The Armed Services Procurement Act of 1947 (ASPA), Federal Property and Administrative Services Act of 1949 (FPASA), and the Competition in Contracting Act (CICA) are the main laws under which federal government contracting takes place. The Federal Acquisition Regulation (FAR) also represents a basic uniform structure for executive branch contracting that is only superseded in certain cases by agency regulations. The goal of these regulations generally is to ensure full and open competition for contracting with the government.
Before actually filing a protest it is important to consider the costs and benefits of taking action. These concerns include the merit of the allegations, the ability of the protesting bidder to prove they are an interested party and that they suffered prejudice, possible adverse customer reactions, the monetary costs of engaging in a protest, and the likelihood of winning a protest.
Where is a Bid Protest Adjudicated?
Another important consideration for any contractor contemplating a bid protest is what venue to select. There are three main venues for all contractors, with additional options available for those parties involved with certain agencies or regarding certain types of contracts. The three main venues are: the Government Accountability Office (GAO), the soliciting government agency itself and the Court of Federal Claims.
The best alternative is filing a protest with the GAO. This is the best venue in most circumstances, as they have specialized experience in handling government contracts and bid protests. The GAO’s jurisdiction has recently been expanded to include TSA procurements, and task and delivery contracts worth in excess of $10 Million dollars. One disadvantage is the protective order that keeps all except outside counsel and experts from knowing the details of the protest. This means that unless you are filing a pre-award protest you are almost required to have an attorney to be successful. Decisions at the GAO level are characterized as recommendations, since the GAO is an arm of the legislative branch. Therefore, agencies are not bound by a GAO opinion, but they will usually abide by the GAO’s guidance.
Another protest venue is to make a bid protest at the agency level. This is the cheapest available alternative, and may be best if the bid protestor is leery of souring their relationship with the government agency in question. These types of protest are most common pre-award, and generally have a slim chance of success. Filing a protest with the agency also comes with the risk of missing important deadlines if you decide to file with the GAO later.

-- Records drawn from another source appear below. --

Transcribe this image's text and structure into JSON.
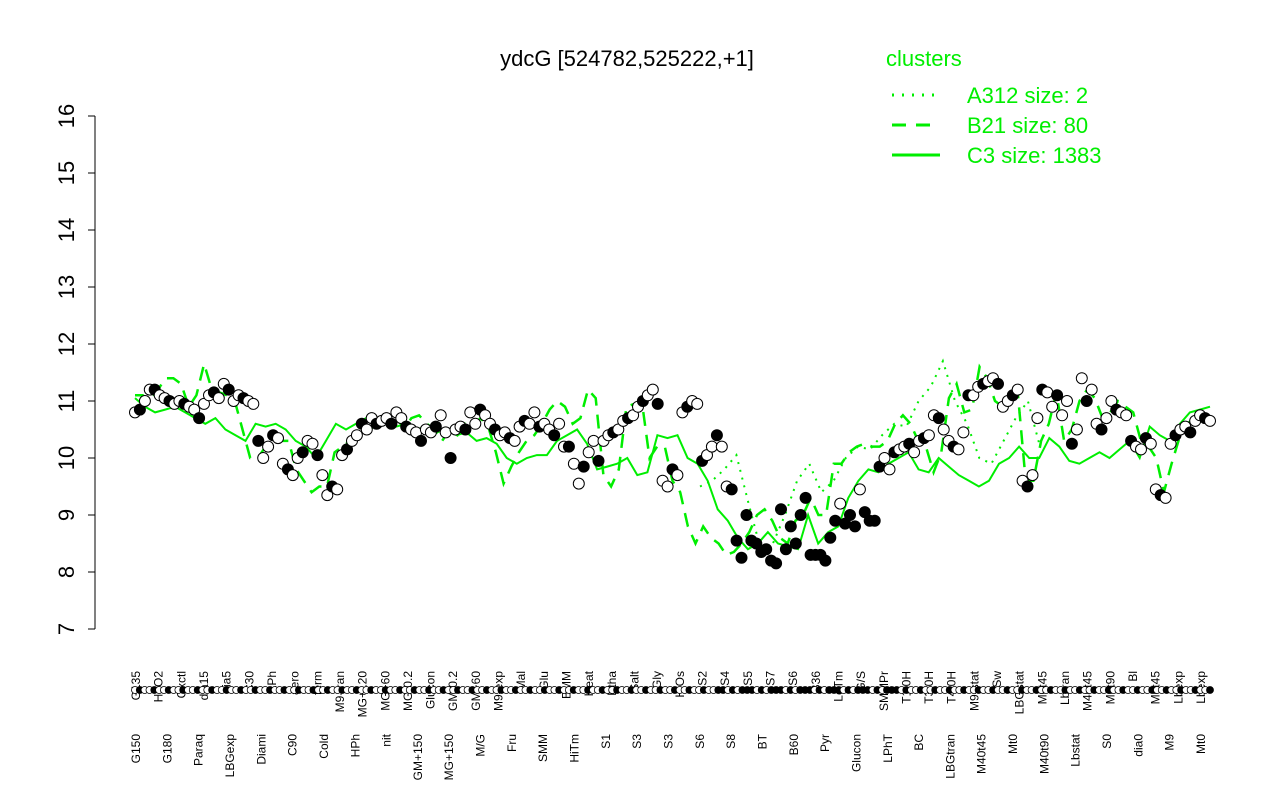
{
  "chart_data": {
    "type": "line",
    "title": "ydcG [524782,525222,+1]",
    "xlabel": "",
    "ylabel": "",
    "ylim": [
      7,
      16
    ],
    "yticks": [
      7,
      8,
      9,
      10,
      11,
      12,
      13,
      14,
      15,
      16
    ],
    "grid": false,
    "legend": {
      "title": "clusters",
      "placement": "top-right",
      "entries": [
        {
          "label": "A312 size: 2",
          "style": "dotted"
        },
        {
          "label": "B21 size: 80",
          "style": "dashed"
        },
        {
          "label": "C3 size: 1383",
          "style": "solid"
        }
      ]
    },
    "colors": {
      "line": "#00ee00",
      "text": "#000000",
      "legend": "#00ee00"
    },
    "x_labels_top": [
      "G135",
      "H2O2",
      "Oxctl",
      "dia15",
      "dia5",
      "C30",
      "LPh",
      "aero",
      "ferm",
      "M9-tran",
      "MG+120",
      "MG+60",
      "MG-0.2",
      "Glucon",
      "GM-0.2",
      "GM+60",
      "M9-exp",
      "Mal",
      "Glu",
      "BMM",
      "Heat",
      "Etha",
      "Salt",
      "Gly",
      "HiOs",
      "S2",
      "S4",
      "S5",
      "S7",
      "S6",
      "B36",
      "LoTm",
      "G/S",
      "SMMPr",
      "T1.0H",
      "T3.0H",
      "T4.0H",
      "M9-stat",
      "Sw",
      "LBGstat",
      "M0t45",
      "Lbtran",
      "M40t45",
      "M0t90",
      "Bl",
      "M0t45",
      "Lbexp",
      "Lbexp"
    ],
    "x_labels_bottom": [
      "G150",
      "G180",
      "Paraq",
      "LBGexp",
      "Diami",
      "C90",
      "Cold",
      "HPh",
      "nit",
      "GM+150",
      "MG+150",
      "M/G",
      "Fru",
      "SMM",
      "HiTm",
      "S1",
      "S3",
      "S3",
      "S6",
      "S8",
      "BT",
      "B60",
      "Pyr",
      "Glucon",
      "LPhT",
      "BC",
      "LBGtran",
      "M40t45",
      "Mt0",
      "M40t90",
      "Lbstat",
      "S0",
      "dia0",
      "M9",
      "Mt0"
    ],
    "point_values": [
      10.8,
      10.85,
      11.0,
      11.2,
      11.2,
      11.1,
      11.05,
      11.0,
      10.95,
      11.0,
      10.95,
      10.9,
      10.85,
      10.7,
      10.95,
      11.1,
      11.15,
      11.05,
      11.3,
      11.2,
      11.0,
      11.1,
      11.05,
      11.0,
      10.95,
      10.3,
      10.0,
      10.2,
      10.4,
      10.35,
      9.9,
      9.8,
      9.7,
      10.0,
      10.1,
      10.3,
      10.25,
      10.05,
      9.7,
      9.35,
      9.5,
      9.45,
      10.05,
      10.15,
      10.3,
      10.4,
      10.6,
      10.5,
      10.7,
      10.6,
      10.65,
      10.7,
      10.6,
      10.8,
      10.7,
      10.55,
      10.5,
      10.45,
      10.3,
      10.5,
      10.45,
      10.55,
      10.75,
      10.45,
      10.0,
      10.5,
      10.55,
      10.5,
      10.8,
      10.6,
      10.85,
      10.75,
      10.6,
      10.5,
      10.4,
      10.45,
      10.35,
      10.3,
      10.55,
      10.65,
      10.6,
      10.8,
      10.55,
      10.6,
      10.5,
      10.4,
      10.6,
      10.2,
      10.2,
      9.9,
      9.55,
      9.85,
      10.1,
      10.3,
      9.95,
      10.3,
      10.4,
      10.45,
      10.5,
      10.65,
      10.7,
      10.75,
      10.9,
      11.0,
      11.1,
      11.2,
      10.95,
      9.6,
      9.5,
      9.8,
      9.7,
      10.8,
      10.9,
      11.0,
      10.95,
      9.95,
      10.05,
      10.2,
      10.4,
      10.2,
      9.5,
      9.45,
      8.55,
      8.25,
      9.0,
      8.55,
      8.5,
      8.35,
      8.4,
      8.2,
      8.15,
      9.1,
      8.4,
      8.8,
      8.5,
      9.0,
      9.3,
      8.3,
      8.3,
      8.3,
      8.2,
      8.6,
      8.9,
      9.2,
      8.85,
      9.0,
      8.8,
      9.45,
      9.05,
      8.9,
      8.9,
      9.85,
      10.0,
      9.8,
      10.1,
      10.15,
      10.2,
      10.25,
      10.1,
      10.3,
      10.35,
      10.4,
      10.75,
      10.7,
      10.5,
      10.3,
      10.2,
      10.15,
      10.45,
      11.1,
      11.1,
      11.25,
      11.3,
      11.35,
      11.4,
      11.3,
      10.9,
      11.0,
      11.1,
      11.2,
      9.6,
      9.5,
      9.7,
      10.7,
      11.2,
      11.15,
      10.9,
      11.1,
      10.75,
      11.0,
      10.25,
      10.5,
      11.4,
      11.0,
      11.2,
      10.6,
      10.5,
      10.7,
      11.0,
      10.85,
      10.8,
      10.75,
      10.3,
      10.2,
      10.15,
      10.35,
      10.25,
      9.45,
      9.35,
      9.3,
      10.25,
      10.4,
      10.5,
      10.55,
      10.45,
      10.65,
      10.75,
      10.7,
      10.65
    ],
    "series": [
      {
        "name": "C3 size: 1383",
        "style": "solid",
        "values": [
          11.05,
          10.9,
          10.8,
          10.85,
          10.9,
          10.8,
          10.7,
          10.6,
          10.7,
          10.5,
          10.4,
          10.3,
          10.6,
          10.55,
          10.6,
          10.5,
          10.3,
          10.2,
          10.0,
          10.3,
          10.6,
          10.5,
          10.6,
          10.7,
          10.7,
          10.6,
          10.55,
          10.6,
          10.5,
          10.55,
          10.45,
          10.5,
          10.4,
          10.45,
          10.3,
          10.35,
          10.25,
          10.0,
          9.9,
          10.0,
          10.05,
          10.05,
          10.3,
          10.4,
          10.5,
          10.25,
          9.8,
          9.85,
          9.9,
          10.0,
          9.7,
          9.75,
          10.4,
          10.35,
          10.4,
          10.0,
          9.9,
          9.6,
          9.1,
          8.9,
          8.6,
          8.4,
          8.5,
          8.7,
          8.5,
          8.45,
          8.4,
          9.0,
          8.5,
          8.7,
          8.8,
          9.3,
          9.6,
          9.8,
          9.75,
          9.9,
          10.0,
          10.1,
          9.8,
          9.75,
          10.0,
          9.85,
          9.7,
          9.6,
          9.5,
          9.6,
          9.9,
          10.0,
          10.2,
          10.0,
          10.0,
          10.35,
          10.2,
          9.95,
          9.9,
          10.0,
          10.1,
          10.0,
          10.15,
          10.3,
          10.0,
          10.55,
          10.4,
          10.3,
          10.6,
          10.8,
          10.85,
          10.9
        ]
      },
      {
        "name": "B21 size: 80",
        "style": "dashed",
        "values": [
          11.1,
          11.1,
          11.0,
          11.2,
          11.4,
          11.4,
          11.3,
          10.9,
          11.1,
          11.65,
          11.2,
          11.15,
          11.1,
          11.0,
          10.5,
          10.0,
          10.0,
          10.2,
          10.3,
          10.3,
          10.3,
          9.8,
          9.6,
          9.4,
          9.5,
          9.5,
          10.1,
          10.2,
          10.3,
          10.5,
          10.6,
          10.5,
          10.6,
          10.7,
          10.75,
          10.5,
          10.7,
          10.75,
          10.6,
          10.5,
          10.3,
          10.5,
          10.4,
          10.6,
          10.55,
          10.7,
          10.55,
          10.1,
          9.55,
          9.85,
          10.1,
          10.3,
          10.4,
          10.6,
          10.85,
          11.0,
          10.9,
          10.6,
          10.7,
          11.2,
          11.05,
          9.7,
          9.5,
          9.8,
          10.9,
          10.95,
          11.0,
          10.0,
          10.2,
          10.2,
          9.6,
          9.4,
          8.8,
          8.5,
          8.8,
          8.6,
          8.5,
          8.3,
          8.35,
          8.5,
          8.7,
          9.0,
          9.1,
          8.9,
          8.6,
          8.5,
          8.9,
          9.0,
          9.3,
          9.0,
          9.0,
          9.9,
          9.9,
          10.1,
          10.2,
          10.25,
          10.2,
          10.2,
          10.3,
          10.6,
          10.75,
          10.6,
          10.3,
          10.2,
          9.75,
          10.1,
          11.05,
          11.3,
          10.8,
          10.85,
          11.6,
          11.4,
          11.0,
          10.9,
          11.0,
          11.1,
          9.6,
          9.6,
          10.3,
          10.6,
          11.15,
          10.3,
          10.5,
          11.0,
          11.2,
          11.05,
          10.7,
          10.8,
          11.0,
          10.9,
          10.8,
          10.3,
          10.2,
          10.0,
          9.4,
          9.9,
          10.35,
          10.6,
          10.7,
          10.75,
          10.7
        ]
      },
      {
        "name": "A312 size: 2",
        "style": "dotted",
        "values": [
          9.5,
          9.6,
          9.8,
          10.05,
          9.2,
          8.4,
          8.5,
          9.0,
          9.6,
          9.9,
          9.4,
          9.6,
          10.0,
          10.2,
          10.15,
          10.4,
          10.6,
          10.55,
          11.0,
          11.25,
          11.7,
          11.0,
          10.6,
          10.0,
          9.9,
          10.3,
          10.7,
          11.0,
          10.2
        ]
      }
    ]
  }
}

The final choice for contractors is the Court of Federal Claims. Typically this option is used when the contracting agency overrides the automatic stay put in place during the GAO process, or if GAO or agency-level deadlines have passed. This process generally is the most expensive, although the decisions are binding.
What is Being Protested?
Bid protests can be broken down into two categories: pre-award and post-award. Pre-award protests must be filed before the proposals are received by the agency, though it is recommended that a proposal still be submitted to preserve a contractor’s standing in the matter for any future contentions. Following the lodging of a protest of this kind, the government agency is prevented from awarding the contract until the matter is resolved, with few exceptions. Some common reasons for filing such a protest are that the solicitation is unduly restrictive and overstates agency needs, the requirements and terms are ambiguous, or the requirements unnecessarily favor one offeror over the others.
Post-award protests must be filed within ten days of either the receipt of award notification or the debriefing date. After a protest such as this one is filed, the government agency must immediately suspend contract performance. Some common reasons for filing such a protest include deviation from stated evaluation criteria, relaxation of solicitation requirements, lack of meaningful discussions or unequal discussions, arbitrary technical/price/past performance evaluations, or organizational conflicts of interest.